# Sudden clumsiness



## Yoggy (Oct 29, 2012)

I've had two females since October. They're my first rats. Sharona, who's about 1.5 years old, would always jump halfway up the cage to see me better every time I walked by the cage. She was always climbing around the cage like an acrobat. About a month or so ago I thought she had suddenly learned how to get off the couch, because whenever I had her on the couch with me, she would always go right to the edge and slowly slide over the edge until she landed on the floor. She constantly did this whenever I had her on the couch. I couldn't even leave the room to get a glass of water without coming back to see her on the floor running around.

I thought she was just getting bolder and had learned that she wouldn't get hurt jumping off the couch, and that's why she was doing it so often. But I noticed her falling off higher places too, where no rat would deliberately fall from. She also stopped climbing and jumping around the cage like she used to, and she doesn't go up to the hammock at the top of her cage very often. The last time I saw her up there was last week, when normally she spends all day there.

It seemed like her vision was going, and there is further evidence to support this. When she is in the hammock (when I put her there), and wants to get out, she'll put her head and arms over the edge of the hammock and flail her arms until they hit the platform below the hammock. As if she can't see the platform there.

But there's also evidence that maybe it's actually her balance going, not her vision.
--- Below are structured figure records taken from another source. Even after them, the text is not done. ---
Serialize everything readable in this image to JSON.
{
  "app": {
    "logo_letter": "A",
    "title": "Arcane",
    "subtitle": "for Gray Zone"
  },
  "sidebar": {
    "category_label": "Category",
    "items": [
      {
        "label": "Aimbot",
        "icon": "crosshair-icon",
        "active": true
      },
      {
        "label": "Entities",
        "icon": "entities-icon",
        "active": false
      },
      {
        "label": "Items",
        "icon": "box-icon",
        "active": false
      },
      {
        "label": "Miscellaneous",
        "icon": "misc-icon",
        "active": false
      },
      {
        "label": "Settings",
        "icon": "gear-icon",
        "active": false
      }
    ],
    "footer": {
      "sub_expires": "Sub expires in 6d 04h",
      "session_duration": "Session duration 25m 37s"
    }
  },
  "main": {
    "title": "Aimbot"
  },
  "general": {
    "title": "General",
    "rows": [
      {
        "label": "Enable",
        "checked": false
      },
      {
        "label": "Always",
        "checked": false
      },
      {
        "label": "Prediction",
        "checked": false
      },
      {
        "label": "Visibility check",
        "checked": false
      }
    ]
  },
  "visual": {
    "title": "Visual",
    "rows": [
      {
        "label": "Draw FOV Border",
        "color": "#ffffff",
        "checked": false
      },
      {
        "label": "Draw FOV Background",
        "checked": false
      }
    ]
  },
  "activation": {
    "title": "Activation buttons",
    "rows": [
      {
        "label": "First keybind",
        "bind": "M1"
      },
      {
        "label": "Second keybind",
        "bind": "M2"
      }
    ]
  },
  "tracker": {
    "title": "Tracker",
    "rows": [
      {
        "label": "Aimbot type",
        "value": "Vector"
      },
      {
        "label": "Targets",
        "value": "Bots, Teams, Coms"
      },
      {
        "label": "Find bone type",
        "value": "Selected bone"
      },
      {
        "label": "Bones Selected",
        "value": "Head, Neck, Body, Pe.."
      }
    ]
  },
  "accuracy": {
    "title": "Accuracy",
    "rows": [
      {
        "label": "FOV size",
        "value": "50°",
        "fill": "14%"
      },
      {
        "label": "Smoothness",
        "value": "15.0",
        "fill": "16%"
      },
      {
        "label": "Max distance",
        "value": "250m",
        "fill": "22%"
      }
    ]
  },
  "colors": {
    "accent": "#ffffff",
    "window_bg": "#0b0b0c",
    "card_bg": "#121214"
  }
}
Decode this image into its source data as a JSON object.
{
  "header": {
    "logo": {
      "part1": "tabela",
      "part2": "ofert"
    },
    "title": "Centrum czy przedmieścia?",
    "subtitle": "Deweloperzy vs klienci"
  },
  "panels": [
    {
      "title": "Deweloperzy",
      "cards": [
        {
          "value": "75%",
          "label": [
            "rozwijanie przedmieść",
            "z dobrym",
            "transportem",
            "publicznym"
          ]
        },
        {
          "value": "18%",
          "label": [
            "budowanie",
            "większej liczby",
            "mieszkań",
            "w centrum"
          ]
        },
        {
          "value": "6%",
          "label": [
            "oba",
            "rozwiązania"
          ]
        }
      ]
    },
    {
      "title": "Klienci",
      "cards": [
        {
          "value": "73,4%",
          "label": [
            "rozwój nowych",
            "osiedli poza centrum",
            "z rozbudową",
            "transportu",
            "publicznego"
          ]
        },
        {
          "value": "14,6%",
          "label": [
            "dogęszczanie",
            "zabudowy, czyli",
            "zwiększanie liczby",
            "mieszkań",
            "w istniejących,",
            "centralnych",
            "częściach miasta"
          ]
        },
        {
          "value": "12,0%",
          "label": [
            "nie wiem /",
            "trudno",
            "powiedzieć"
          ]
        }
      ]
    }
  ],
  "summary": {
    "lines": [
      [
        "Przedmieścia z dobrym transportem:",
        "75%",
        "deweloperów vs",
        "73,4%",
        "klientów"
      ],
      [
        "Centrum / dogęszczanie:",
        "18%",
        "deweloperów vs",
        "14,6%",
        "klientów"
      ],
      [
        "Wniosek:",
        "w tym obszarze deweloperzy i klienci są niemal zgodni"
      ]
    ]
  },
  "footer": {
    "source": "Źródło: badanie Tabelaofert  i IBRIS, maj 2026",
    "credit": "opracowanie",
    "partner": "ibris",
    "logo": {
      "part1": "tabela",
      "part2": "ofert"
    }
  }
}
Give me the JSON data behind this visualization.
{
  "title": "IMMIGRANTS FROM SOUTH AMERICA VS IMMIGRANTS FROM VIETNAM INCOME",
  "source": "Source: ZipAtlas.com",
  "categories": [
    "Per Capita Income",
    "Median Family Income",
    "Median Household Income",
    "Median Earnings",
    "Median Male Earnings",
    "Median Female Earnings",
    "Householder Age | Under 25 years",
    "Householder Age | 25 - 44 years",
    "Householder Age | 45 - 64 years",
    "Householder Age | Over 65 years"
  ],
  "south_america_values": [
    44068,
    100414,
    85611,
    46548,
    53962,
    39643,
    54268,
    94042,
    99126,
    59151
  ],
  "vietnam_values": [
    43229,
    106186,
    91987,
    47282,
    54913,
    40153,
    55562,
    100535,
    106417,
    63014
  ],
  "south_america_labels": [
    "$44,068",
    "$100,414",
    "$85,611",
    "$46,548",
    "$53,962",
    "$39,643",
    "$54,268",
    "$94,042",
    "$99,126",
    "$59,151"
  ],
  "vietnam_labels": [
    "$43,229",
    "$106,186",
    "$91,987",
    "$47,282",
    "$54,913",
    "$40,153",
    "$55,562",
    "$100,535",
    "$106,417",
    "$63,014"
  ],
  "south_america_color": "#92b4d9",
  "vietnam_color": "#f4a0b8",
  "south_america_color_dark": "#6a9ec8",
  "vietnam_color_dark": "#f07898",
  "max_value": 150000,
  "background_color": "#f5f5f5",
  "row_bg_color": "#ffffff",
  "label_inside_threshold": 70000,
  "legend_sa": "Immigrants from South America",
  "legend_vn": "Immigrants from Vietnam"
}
She'll be perched right near the edge of the couch or a chair, and start grooming herself and then tip backwards and I have to catch her before falling onto the floor. She never used to fall backwards while grooming herself, on the edge of a chair or otherwise.

She seems to walk properly though, not crooked or unbalanced.

Is there any way I can test her vision to see if that's all it is? Has anyone else experienced this with their rat? It's heartbreaking because I can't carry her around on my shoulder anymore, which she used to love, and I can't let her roam around the furniture anymore either. I let her loose on the bathroom floor to go exploring, but it's not her favourite place. Thanks for any advice you have.


----------



## LightningWolf (Jun 8, 2012)

Could be a few things.

Arthritus, it can cause issues like this.

Old age, as they get older their nerve fibers weaken so they can loose balance. This sounds like what it most likely is

Ear infection, normally though it would be more onset and have more symptoms.

PT, let's Hope it's not this. If it is PT then it's in it's early stages and it can be treated to keep it from getting bigger. This would explain the behavioral change though and the clumsiness, but normally symptoms appear in about a day not over the course of a month or more.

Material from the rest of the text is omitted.